Un intervenant du Inquilabi Mazdoor Kendra (Centre des travailleurs révolutionnaires) qui s'est adressé à un rassemblement de solidarité le 5 février a dit que les travailleurs devraient se battre et si nécessaire remplir les prisons pour obtenir les droits que leur garantit la constitution. Un autre porte-parole du groupe maoïste Bigul Mazdoor Dasta (BMD), tout en critiquant les syndicats principaux, a appelé à une manifestation du genre «Occupy» dans un endroit central de la ville pour forcer les syndicats à les rejoindre.

Le BMD a également encouragé les travailleurs de MSI à faire appel aux politiciens liés au grand patronat pour qu'ils les soutiennent. «Nous avons envoyé des mémos aux premiers ministres de tous les 15 États, y compris le premier ministre de l'Haryana» s'est vanté le porte-parole du BMD Subhasini lors d'une des manifestations du 5 février.

Une équipe de reporters du WSS a couvert l'un des rassemblements qui s'est tenu près du Memorial Hall à Chennai, capitale de l'État du Tamil Nadu au sud de l'Inde. La manifestation était organisée par le Nouveau Front démocratique ouvrier (DWF) maoïste. La manifestation comprenait environ 50 travailleurs auxquels s'est adressé Omprakash de la Commission provisoire du MSWU.

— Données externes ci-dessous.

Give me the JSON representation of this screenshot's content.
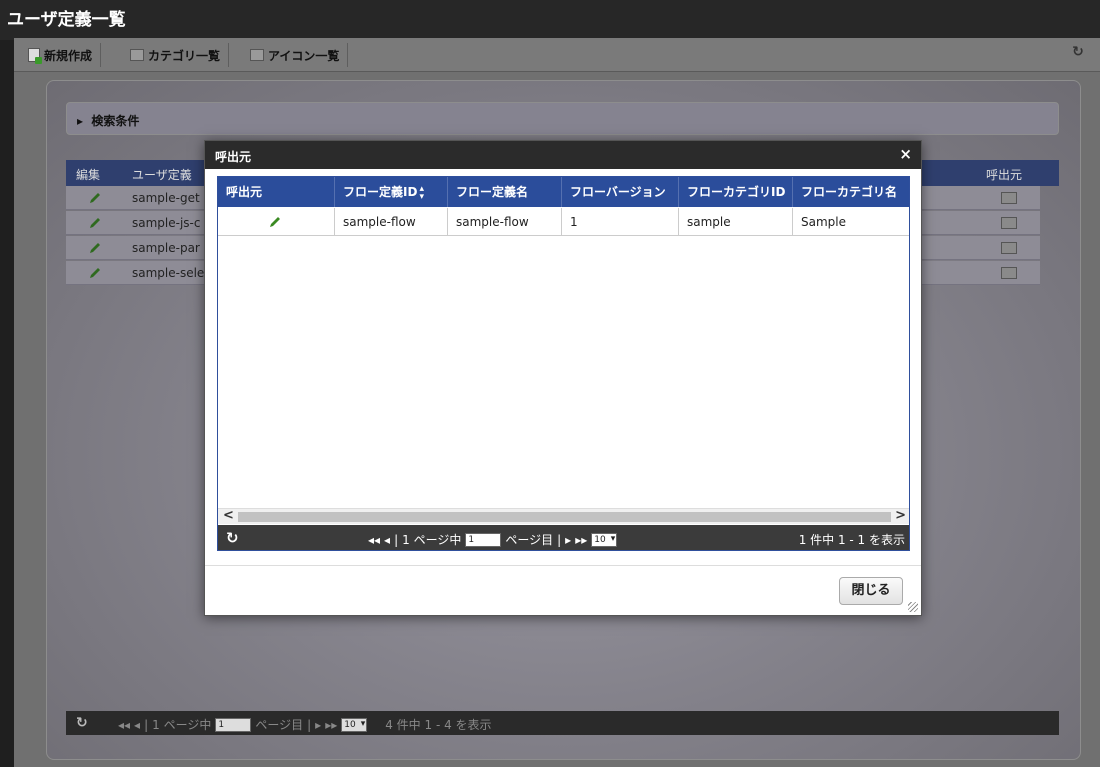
{
  "page": {
    "title": "ユーザ定義一覧"
  },
  "toolbar": {
    "new_label": "新規作成",
    "category_label": "カテゴリ一覧",
    "icon_list_label": "アイコン一覧",
    "refresh_icon": "refresh-icon"
  },
  "search": {
    "label": "検索条件"
  },
  "grid": {
    "columns": [
      "編集",
      "ユーザ定義",
      "呼出元"
    ],
    "rows": [
      {
        "name": "sample-get"
      },
      {
        "name": "sample-js-c"
      },
      {
        "name": "sample-par"
      },
      {
        "name": "sample-sele"
      }
    ],
    "pager": {
      "page_of": "1 ページ中",
      "page_value": "1",
      "page_suffix": "ページ目",
      "rows_select": "10",
      "count": "4 件中 1 - 4 を表示"
    }
  },
  "modal": {
    "title": "呼出元",
    "close_x": "×",
    "columns": [
      "呼出元",
      "フロー定義ID",
      "フロー定義名",
      "フローバージョン",
      "フローカテゴリID",
      "フローカテゴリ名"
    ],
    "rows": [
      {
        "flow_id": "sample-flow",
        "flow_name": "sample-flow",
        "version": "1",
        "category_id": "sample",
        "category_name": "Sample"
      }
    ],
    "pager": {
      "page_of": "1 ページ中",
      "page_value": "1",
      "page_suffix": "ページ目",
      "rows_select": "10",
      "count": "1 件中 1 - 1 を表示"
    },
    "close_button": "閉じる"
  }
}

Les partisans du WSWS ont distribué des copies de la déclaration intitulée Defend auto workers victimised by Maruti Suzuki and Indian authorities. Un des responsables maoïste de l'organisation a demandé à l'équipe du WSWS pourquoi ils prenaient des photos du rassemblement. Quand nous lui avons demandé pourquoi il ne contestait pas le fait que la police filmait toute la manifestation plutôt que de harceler le WSWS qui défendait et couvrait régulièrement la lutte des travailleurs de Maruti Suzuki, il s'est éloigné.

Sous l'influence du CPM, du CPI et des maoïstes, le MSWU persiste dans une campagne de protestations qui ne vise pas à mobiliser la force indépendante de la classe ouvrière, mais à faire pression sur le Parti du Congrès et le gouvernement de l'Haryana. Dans sa déclaration sur la manifestation du 5 février, le MSWU a concédé, «Nous n'avons entendu que des promesses creuses» de la part des politiciens. Pourtant, il a enchaîné en célébrant le fait que «des manifestations massives ont été suivies d'envois de représentants, de mémos et de rassemblements aux élus locaux et à Bhupinder Hooda, premier ministre de l'Haryana.»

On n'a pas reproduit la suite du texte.